Geo Week News

March 22, 2022

NVIDIA to map 500,000 km of roads with newly-announced DRIVE Map platform

DRIVE Map will provide survey-level ground truth mapping coverage to roadways in North America, Europe and Asia.

To develop fully autonomous passenger vehicles, it is clear that a combination of technologies are needed, including the underlying maps that are used for localization and safety. By providing autonomous driving systems with better information about roads and their surroundings, maps can provide key information for AI to use to make advanced and safe driving decisions.

At the GTC keynote, NVIDIA has announced a new mapping platform that can be used to get that enhanced location information to autonomous driving platforms. NVIDIA Drive Map is a multimodal mapping platform designed to enable the highest level of autonomy while improving safety.

DRIVE combines the accuracy of DeepMap survey mapping (the mapping company that NVIDIA acquired in 2021) with AI-based “crowdsourced” mapping.

Hybrid Data Collection Methods

To collect the map and localization data, the system utilizes cameras, lidar and radar. By overlapping these systems; the DRIVE Map system can incorporate a level of redundancy and versatility required to get the best data possible in a wide range of scenarios that could be encountered while driving.

In addition, these multiple modes of mapping/capture can be used as separate data layers, accessible by AI ‘drivers’ to localize independently, which is crucial for the safety requirements of the highest levels of autonomy. 

The camera localization layer consists of map attributes such as lane dividers, road markings, road boundaries, traffic lights, signs and poles.

The radar localization layer is an aggregate point cloud of radar returns. It’s particularly useful in poor lighting conditions, which are challenging for cameras, and in poor weather conditions, which are challenging for cameras and lidars. Radar localization is also useful in suburban areas where typical map attributes aren’t available, enabling the AI driver to localize based on surrounding objects that generate a radar return.

The lidar voxel layer provides the most precise and reliable representation of the environment. It builds a 3D representation of the world at 5-centimeter resolution — accuracy impossible to achieve with camera and radar at present.

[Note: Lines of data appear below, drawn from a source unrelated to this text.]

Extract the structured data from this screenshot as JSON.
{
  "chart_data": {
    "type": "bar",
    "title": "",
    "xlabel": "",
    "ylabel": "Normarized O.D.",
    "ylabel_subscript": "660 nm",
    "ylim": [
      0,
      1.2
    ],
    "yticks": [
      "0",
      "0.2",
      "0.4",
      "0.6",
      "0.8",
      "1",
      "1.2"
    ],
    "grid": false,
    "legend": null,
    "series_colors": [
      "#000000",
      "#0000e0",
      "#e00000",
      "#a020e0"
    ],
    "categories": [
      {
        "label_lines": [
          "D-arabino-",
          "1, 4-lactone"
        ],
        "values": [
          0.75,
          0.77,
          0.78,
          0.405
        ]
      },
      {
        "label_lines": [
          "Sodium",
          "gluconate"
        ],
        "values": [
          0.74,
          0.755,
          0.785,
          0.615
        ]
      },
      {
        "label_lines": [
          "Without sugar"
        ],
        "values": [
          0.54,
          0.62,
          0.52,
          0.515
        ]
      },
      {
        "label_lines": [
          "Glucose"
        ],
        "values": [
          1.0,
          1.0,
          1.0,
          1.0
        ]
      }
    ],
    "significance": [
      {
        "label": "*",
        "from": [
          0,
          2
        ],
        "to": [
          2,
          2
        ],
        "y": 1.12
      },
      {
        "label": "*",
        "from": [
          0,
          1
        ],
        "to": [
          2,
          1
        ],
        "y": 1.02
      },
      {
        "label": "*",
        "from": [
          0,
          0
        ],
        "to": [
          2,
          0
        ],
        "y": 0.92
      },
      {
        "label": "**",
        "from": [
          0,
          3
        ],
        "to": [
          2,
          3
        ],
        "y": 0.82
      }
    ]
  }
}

Once localized to the map, the AI can use the detailed semantic information provided by the map to plan ahead and safely perform driving decisions.

Rather than choosing to completely crowd-source these maps or a dedicated survey-grade mapping effort, the DRIVE Map will be constructed through a combination of both. This approach combines the best of both worlds, achieving centimeter-level accuracy with dedicated survey vehicles (from the DeepMap survey map engine), as well as the freshness and scale that can only be achieved with millions of passenger vehicles continuously updating and expanding the map (via the AI-based crowdsourced engine). The collected map data will be aggregated and loaded in to the NVIDIA Omniverse and used to update the map, providing the real-world fleet fresh over-the-air map updates within hours.

Leveraging Omniverse for Maps and Digital Twins

NVIDIA also hopes to use DRIVE Map to accelerate autonomous vehicle deployment, by generating ground-truth training data for deep neural network training, as well as for testing and validation. These workflows are centered on Omniverse, where the real-world map data is loaded and stored. Omniverse will maintain “an Earth-scale representation of the digital twin” that is continuously updated and expanded by survey map vehicles and millions of passenger vehicles.

Using automated content generation tools built on Omniverse, the detailed map can be converted into a drivable simulation environment that can be used with NVIDIA DRIVE Sim. Features such as road elevation, road markings, islands, traffic signals, signs and vertical posts are accurately replicated at centimeter-level accuracy.

With simulations that incorporate real-world physics, AV developers can use the simulated environment to generate training scenarios that aren’t available in real data.

Ultimately, the digital twin could provide fleet operators a complete virtual view of where the vehicles are driving in the world, assisting remote operation when needed. As a scalable platform, DRIVE Map equips the AI driver with the understanding of the world needed to continuously advance autonomous capabilities.